I ran over to her and pulled the car and the duster from her hands. “What are you doing?” I cried. David kicked the floor and started crying. I bent down and said, “Darling, I know, red. You’re hungry. Just give me a minute to talk to Nana, okay?” But David was gone, past the point of reasoning.

“Look,” I said to Lena, and it took all my strength not to reach over and grab her, to shake her and tell her how stupid I thought she was, how it was not all right for her to yell at David like that. I breathed in and out. “I appreciate your kindness.” I spoke as firmly as I could. “But I don’t need your help today. David and I will be fine on our own.”

She pulled the duster away from me. “My son asked me to come here while he was at work,” she said firmly. “I will stay until he comes home.”

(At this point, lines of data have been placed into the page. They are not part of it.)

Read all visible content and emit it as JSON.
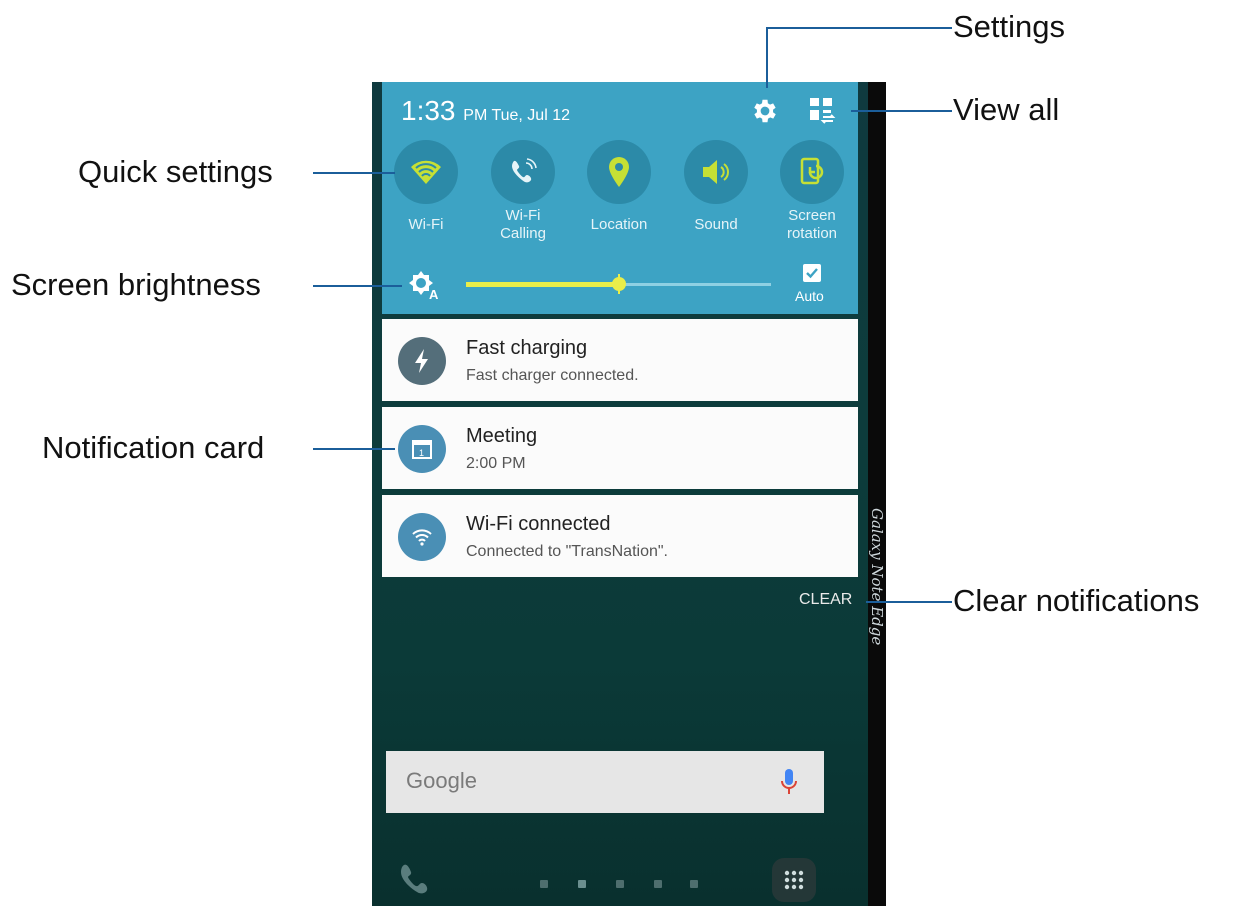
{
  "callouts": {
    "settings": "Settings",
    "view_all": "View all",
    "quick_settings": "Quick settings",
    "screen_brightness": "Screen brightness",
    "notification_card": "Notification card",
    "clear_notifications": "Clear notifications"
  },
  "status": {
    "time": "1:33",
    "meridiem_date": "PM Tue, Jul 12"
  },
  "quick_settings": [
    {
      "label": "Wi-Fi",
      "icon": "wifi-icon"
    },
    {
      "label": "Wi-Fi\nCalling",
      "icon": "wifi-calling-icon"
    },
    {
      "label": "Location",
      "icon": "location-icon"
    },
    {
      "label": "Sound",
      "icon": "sound-icon"
    },
    {
      "label": "Screen\nrotation",
      "icon": "screen-rotation-icon"
    }
  ],
  "brightness": {
    "level": 0.5,
    "auto_label": "Auto",
    "auto_checked": true
  },
  "notifications": [
    {
      "title": "Fast charging",
      "subtitle": "Fast charger connected.",
      "icon": "bolt-icon"
    },
    {
      "title": "Meeting",
      "subtitle": "2:00 PM",
      "icon": "calendar-icon"
    },
    {
      "title": "Wi-Fi connected",
      "subtitle": "Connected to \"TransNation\".",
      "icon": "wifi-icon"
    }
  ],
  "clear_label": "CLEAR",
  "google": {
    "logo": "Google"
  },
  "edge_label": "Galaxy Note Edge",
  "colors": {
    "panel": "#3da3c4",
    "accent_green": "#c6e035",
    "slider": "#e9ee4a",
    "callout_line": "#1b5e9a"
  }
}
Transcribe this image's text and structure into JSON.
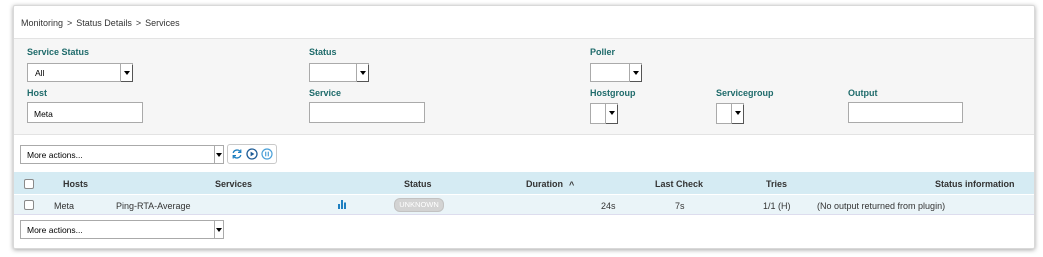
{
  "breadcrumb": [
    "Monitoring",
    ">",
    "Status Details",
    ">",
    "Services"
  ],
  "filters": {
    "service_status": {
      "label": "Service Status",
      "value": "All"
    },
    "status": {
      "label": "Status",
      "value": ""
    },
    "poller": {
      "label": "Poller",
      "value": ""
    },
    "host": {
      "label": "Host",
      "value": "Meta"
    },
    "service": {
      "label": "Service",
      "value": ""
    },
    "hostgroup": {
      "label": "Hostgroup",
      "value": ""
    },
    "servicegroup": {
      "label": "Servicegroup",
      "value": ""
    },
    "output": {
      "label": "Output",
      "value": ""
    }
  },
  "actions": {
    "label": "More actions..."
  },
  "table": {
    "headers": {
      "hosts": "Hosts",
      "services": "Services",
      "status": "Status",
      "duration": "Duration",
      "duration_sort": "^",
      "last_check": "Last Check",
      "tries": "Tries",
      "status_info": "Status information"
    },
    "rows": [
      {
        "host": "Meta",
        "service": "Ping-RTA-Average",
        "status": "UNKNOWN",
        "duration": "24s",
        "last_check": "7s",
        "tries": "1/1 (H)",
        "info": "(No output returned from plugin)"
      }
    ]
  },
  "colors": {
    "label_teal": "#1f6b6b",
    "header_blue": "#d5ebf3",
    "icon_blue": "#1e7fc0",
    "status_unknown": "#d3d3d3"
  },
  "icons": [
    "refresh-icon",
    "play-icon",
    "pause-icon",
    "graph-icon"
  ]
}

“Fine.” I crossed my arms in front of my chest. But my breasts felt so tender and swollen that I had to loosen my defiant stance a little. I walked into the kitchen to grab some bread for David, and hopefully calm him down, but the refrigerator was empty. Ed must’ve given me the last slice this morning. Perfect.

I walked back into the living room, grabbed David’s hand, and pulled him up so quickly that I surprised him, and, for the moment, he stopped flailing. Maybe he could sense my anger, and it was something unexpected. “Darling, we don’t have any bread left,” I said carefully, wanting him to understand I wasn’t mad at him. “We’ll walk over to Waterman’s Grocery and get you some food.”

I wasn’t sure if David understood, if he could sense what I was really saying.
Waterman’s Grocery.
Jake.
That today was Thursday,
and Jake would have to return to the city eventually. But whether he understood or not, David stopped flailing and followed me to the door without a fight.

Lena walked over to the telephone. “I will call Ed at work,” she said, waving the heavy black receiver in the air as if a threat.

“Go ahead.” I was fairly positive that Lena didn’t know that Ed no longer worked at Pitt. That she, like me, had no idea where he was.

THE AIR HAD
turned cold suddenly. It had seemed just last week to still be summer and now it was as if we’d skipped fall altogether and had headed straight for winter, though it was only October. In my rush to get away from Lena, I’d left our coats behind, and David shivered. I pulled him closer to me.

We walked inside Waterman’s Grocery and went up to the counter, where I ordered David some toast, eggs, and milk. “Who’re you rooting for?” Mr. Waterman asked me as he put a plate of food in front of David.

“What do you mean?”

“The Dodgers or the Yankees?” I shook my head. “The World Series, Mrs. Stein. They’re one–one right now. I say the Dodgers are going to take it.”